Luke Yellow Robe is a living example that Native Americans can transcend the sense of hopelessness pervading America’s reservations. He grew up on reservations in several states, finally settling in Rapid City.
Yellow Robe had the importance of community service instilled in him at an early age, and it stuck. He began his career as a law enforcement officer with the Pennington County Sheriff’s Department. After 11 years of service, he attended the FBI’s National Academy. Graduation from the Academy opened the doors of federal service to Yellow Robe—something he uses to help Native people to this day as an Indian Child Welfare Act (ICWA) expert witness.
Before this, Yellow Robe worked to assist abused children as cultural relations director for Children’s Home Society of Rapid City. His service continued when he joined the South Dakota Community Foundation’s grantmaking committee in the 1990s, focusing on Native-specific nonprofits. Yellow Robe was with the South Dakota Community Foundation until 2003.
“I’ve been a part of organizations that have benefitted from being able to turn to the South Dakota Community Foundation for grants,” Yellow Robe says. “I’ve seen it in motion, and the reaction of an organization when they end up being a recipient for a grant—it’s always a blessing.”
Today, Yellow Robe works as a consultant and motivational speaker at Yellow Robe Consulting firm. “We connect with tribes to provide services at any level through different leadership programs,” Yellow Robe says. “We want to be part of enlightening these communities.”

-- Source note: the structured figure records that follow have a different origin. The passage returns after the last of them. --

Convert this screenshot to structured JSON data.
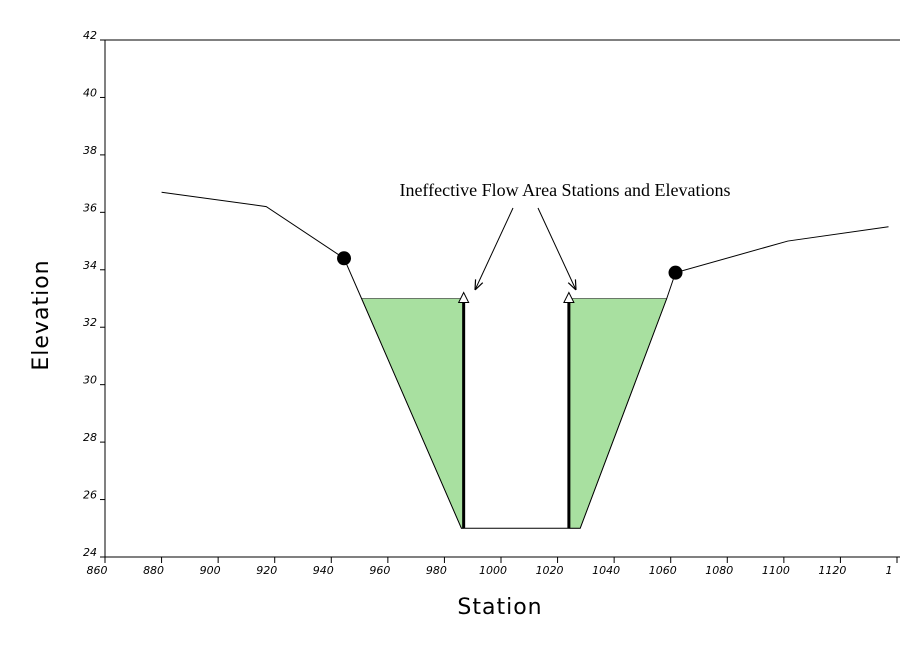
{
  "chart_data": {
    "type": "cross-section",
    "xlabel": "Station",
    "ylabel": "Elevation",
    "annotation": "Ineffective Flow Area Stations and Elevations",
    "xlim": [
      860,
      1140
    ],
    "ylim": [
      24,
      42
    ],
    "xticks": [
      860,
      880,
      900,
      920,
      940,
      960,
      980,
      1000,
      1020,
      1040,
      1060,
      1080,
      1100,
      1120,
      {
        "value": 1140,
        "label": "1"
      }
    ],
    "yticks": [
      24,
      26,
      28,
      30,
      32,
      34,
      36,
      38,
      40,
      42
    ],
    "ground": {
      "color": "#000000",
      "x": [
        880,
        917,
        944.5,
        950.7,
        986,
        1028,
        1058.6,
        1061.7,
        1101.4,
        1137
      ],
      "values": [
        36.7,
        36.2,
        34.4,
        33.0,
        25.0,
        25.0,
        33.0,
        33.9,
        35.0,
        35.5
      ]
    },
    "bank_stations": {
      "x": [
        944.5,
        1061.7
      ],
      "values": [
        34.4,
        33.9
      ]
    },
    "ineffective": {
      "color": "#a8e0a0",
      "x": [
        986.8,
        1024
      ],
      "values": [
        33.0,
        33.0
      ]
    }
  }
}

Yellow Robe is currently working on a job creation program designed to give Native Americans skilled employment options with Native-owned and operated businesses on South Dakota reservations. Well-paying, professionally fulfilling jobs are scarce on the reservation, and leaving the reservation isn’t as easy as it sounds. For many, leaving means also leaving family, leaving heritage, and leaving culture.
“At our Native colleges you can get a degree, but are there any jobs in the reservation setting for that skill? Not often,” Yellow Robe notes. “So, many graduates end up not using their education when they return to the reservation. What we’re excited about is forming partnerships with Native American community colleges and creating courses for them so we can offer a direct line into our field of expertise, and employment on the reservation.”
Bringing Native-owned and operated professional-level employment opportunities to our reservations will help keep the best and brightest in the places they’re needed the most. It will also go a long way toward re-establishing hope and pride, which have been sorely missing for so long. It is Yellow Robe’s hope that others will follow in his footsteps in the coming years.
“I want to see my people—Native people—have an opportunity to take care of their families, to have an opportunity to feel good about themselves,” Yellow Robe says. “I’d like to see many more organizations, many more people working together on a common purpose, building harmony so we can be effective at anything we chose to pursue.”